See Theorem 1.4, (6).

From a different perspective,

$$\begin{aligned} \sum _{n\ge 0} \overline{t}(8n+4)q^n\equiv & {} 2q \frac{f_3f_{24}^2}{f_6f_{12}} f_1f_2\\\equiv & {} 2q \frac{f_3f_{24}^2}{f_6f_{12}} \left( f_9f_{18} \left( \frac{1}{X(q^3)} -q-2q^2X(q^3) \right) \right) \end{aligned}$$

using Lemma 2.9. Thus,

$$\begin{aligned} \sum _{n\ge 0} \overline{t}(24n+4)q^n\equiv & {} 0. \end{aligned}$$

See Theorem 1.3, (1).

Thanks to (11),

$$\begin{aligned} \sum _{n\ge 0} \overline{t}(8n+2)q^n\equiv & {} 3\frac{f_2f_{3}^4f_4^{15}}{f_1^{14}f_{6}f_{8}^6} \equiv 3\frac{f_1^2f_2f_6}{f_4} \\\equiv & {} 3\frac{f_2f_6}{f_4} f_1^2 \equiv 3\frac{f_2^2f_6}{f_4} \varphi (-q) \\\equiv & {} 3\frac{f_2^2f_6}{f_4} \left( \varphi (q^4)-2q\psi (q^8)\right) \quad \text { using} \, [4, (1.9.4)]. \end{aligned}$$

So

$$\begin{aligned} \sum _{n\ge 0} \overline{t}(16n+10)q^n\equiv & {} 2\frac{f_1^2f_3f_8^2}{f_2f_4} \equiv 2f_3\frac{f_1^2f_8^2}{f_2f_4} \\\equiv & {} 2f_3\varphi (-q)\psi (q^4) \\\equiv & {} 2f_3 \left( \frac{f_9^2}{f_{18}} -2q\frac{f_3f_{18}^2}{f_6f_9}\right) \left( \frac{f_{24}f_{36}^2}{f_{12}f_{72} } + q^4\frac{f_{72}^2}{f_{36}} \right) \\ \end{aligned}$$

using Lemmas 2.7 and 2.8. This yields

$$\begin{aligned} \sum _{n\ge 0} \overline{t}(48n+42)q^n\equiv & {} 0. \\ \end{aligned}$$

See Theorem 1.4, (9).

Thanks to the above work on congruences modulo 4, as well as Remark 3.1 which provides us with the necessary congruences modulo 3, we see that the proofs of Theorems 1.3 and 1.4 are now complete. \(\square \)

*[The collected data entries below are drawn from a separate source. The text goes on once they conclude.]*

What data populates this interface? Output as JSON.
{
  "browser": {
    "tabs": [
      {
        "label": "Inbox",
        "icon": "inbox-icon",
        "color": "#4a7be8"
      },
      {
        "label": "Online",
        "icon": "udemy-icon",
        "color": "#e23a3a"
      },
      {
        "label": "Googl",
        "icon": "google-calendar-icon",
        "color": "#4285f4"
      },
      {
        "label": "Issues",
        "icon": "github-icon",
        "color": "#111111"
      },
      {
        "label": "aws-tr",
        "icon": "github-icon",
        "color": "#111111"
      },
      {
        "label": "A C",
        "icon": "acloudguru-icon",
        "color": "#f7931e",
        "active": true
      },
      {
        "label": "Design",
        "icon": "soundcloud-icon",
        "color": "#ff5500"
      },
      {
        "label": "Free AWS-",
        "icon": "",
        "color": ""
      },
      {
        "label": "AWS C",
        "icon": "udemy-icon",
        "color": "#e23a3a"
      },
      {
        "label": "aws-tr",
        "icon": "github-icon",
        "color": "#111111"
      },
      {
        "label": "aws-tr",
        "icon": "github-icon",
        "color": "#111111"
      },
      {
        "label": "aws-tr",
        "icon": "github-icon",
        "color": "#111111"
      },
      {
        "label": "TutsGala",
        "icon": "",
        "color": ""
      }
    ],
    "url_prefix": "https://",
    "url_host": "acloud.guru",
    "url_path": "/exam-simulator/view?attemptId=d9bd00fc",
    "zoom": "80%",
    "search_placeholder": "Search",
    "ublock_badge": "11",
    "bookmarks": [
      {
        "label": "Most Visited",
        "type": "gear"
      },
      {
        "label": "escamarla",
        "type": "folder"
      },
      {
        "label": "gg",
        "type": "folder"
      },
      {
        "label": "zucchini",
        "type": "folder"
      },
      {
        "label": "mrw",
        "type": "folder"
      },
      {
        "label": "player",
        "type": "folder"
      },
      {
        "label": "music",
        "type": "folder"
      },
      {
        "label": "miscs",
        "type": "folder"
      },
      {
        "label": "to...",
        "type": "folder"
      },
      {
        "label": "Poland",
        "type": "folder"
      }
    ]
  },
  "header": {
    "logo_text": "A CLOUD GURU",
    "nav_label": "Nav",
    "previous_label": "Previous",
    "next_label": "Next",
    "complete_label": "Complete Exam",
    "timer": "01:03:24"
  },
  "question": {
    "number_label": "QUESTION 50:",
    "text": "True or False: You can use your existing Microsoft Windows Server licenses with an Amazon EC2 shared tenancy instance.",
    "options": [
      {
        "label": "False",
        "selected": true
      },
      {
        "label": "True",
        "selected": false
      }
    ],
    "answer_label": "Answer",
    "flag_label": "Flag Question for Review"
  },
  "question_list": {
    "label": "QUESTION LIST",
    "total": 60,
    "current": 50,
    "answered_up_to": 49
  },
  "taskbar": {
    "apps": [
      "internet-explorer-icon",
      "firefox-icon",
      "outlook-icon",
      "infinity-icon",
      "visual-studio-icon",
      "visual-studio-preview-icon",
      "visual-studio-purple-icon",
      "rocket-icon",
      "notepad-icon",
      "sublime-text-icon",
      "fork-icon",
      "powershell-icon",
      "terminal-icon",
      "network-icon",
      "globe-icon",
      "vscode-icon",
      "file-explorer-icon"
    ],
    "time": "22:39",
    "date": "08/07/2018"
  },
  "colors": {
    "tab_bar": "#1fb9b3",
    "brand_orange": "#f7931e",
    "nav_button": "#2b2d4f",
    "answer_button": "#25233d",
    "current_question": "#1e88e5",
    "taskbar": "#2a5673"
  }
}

We now provide a proof of Theorem 1.5 by appropriately dissecting the generating function for \(\overline{t}(2n+1)\) which was obtained earlier.

Proof of Theorem 1.5

Thanks to (10) above,

$$\begin{aligned} \sum _{n\ge 0} \overline{t}(2n+1)q^n= & {} \frac{f_3f_4^2f_{24}}{f_1^3f_{8}f_{12}} = \frac{f_4^2f_{24}}{f_{8}f_{12}} \frac{1}{b(q)}\\= & {} \frac{f_4^2f_{24}}{f_{8}f_{12}}\left( \frac{f_4^6f_6^3}{f_2^9f_{12}^2} +3q \frac{f_4^2f_6f_{12}^2}{f_2^7} \right) \quad \text { using Lemma} \, 2.6\\= & {} \frac{f_4^8f_6^3f_{24}}{f_2^9f_8f_{12}^3} + 3q\frac{f_4^4f_6f_{12}f_{24}}{f_2^7f_8}. \end{aligned}$$

So

$$\begin{aligned} \sum _{n\ge 0} \overline{t}(4n+1)q^n= & {} \frac{f_2^8f_3^3f_{12}}{f_1^9f_4f_{6}^3} \\= & {} \frac{f_2^8f_{12}}{f_4f_{6}^3} \left( \frac{f_4^6f_6^3}{f_2^9f_{12}^2} +3q \frac{f_4^2f_6f_{12}^2}{f_2^7} \right) ^3 \quad \text { using Lemma} \, 2.6. \end{aligned}$$

Thus,

$$\begin{aligned} \sum _{n\ge 0} \overline{t}(8n+5)q^n= & {} 9\frac{f_2^{13}f_3^4}{f_1^{17}f_6} +27q \frac{f_2^5f_{6}^7}{f_1^{13}}. \end{aligned}$$

This implies that, for all \(n\ge 0,\)

$$\begin{aligned} \overline{t}(8n+5) \equiv 0 \pmod {9}. \end{aligned}$$

\(\square \)

4 Closing thoughts

Computational evidence indicates that additional congruences are satisfied by \(\overline{t}\) for various moduli. Proofs of such congruences are left to the interested reader.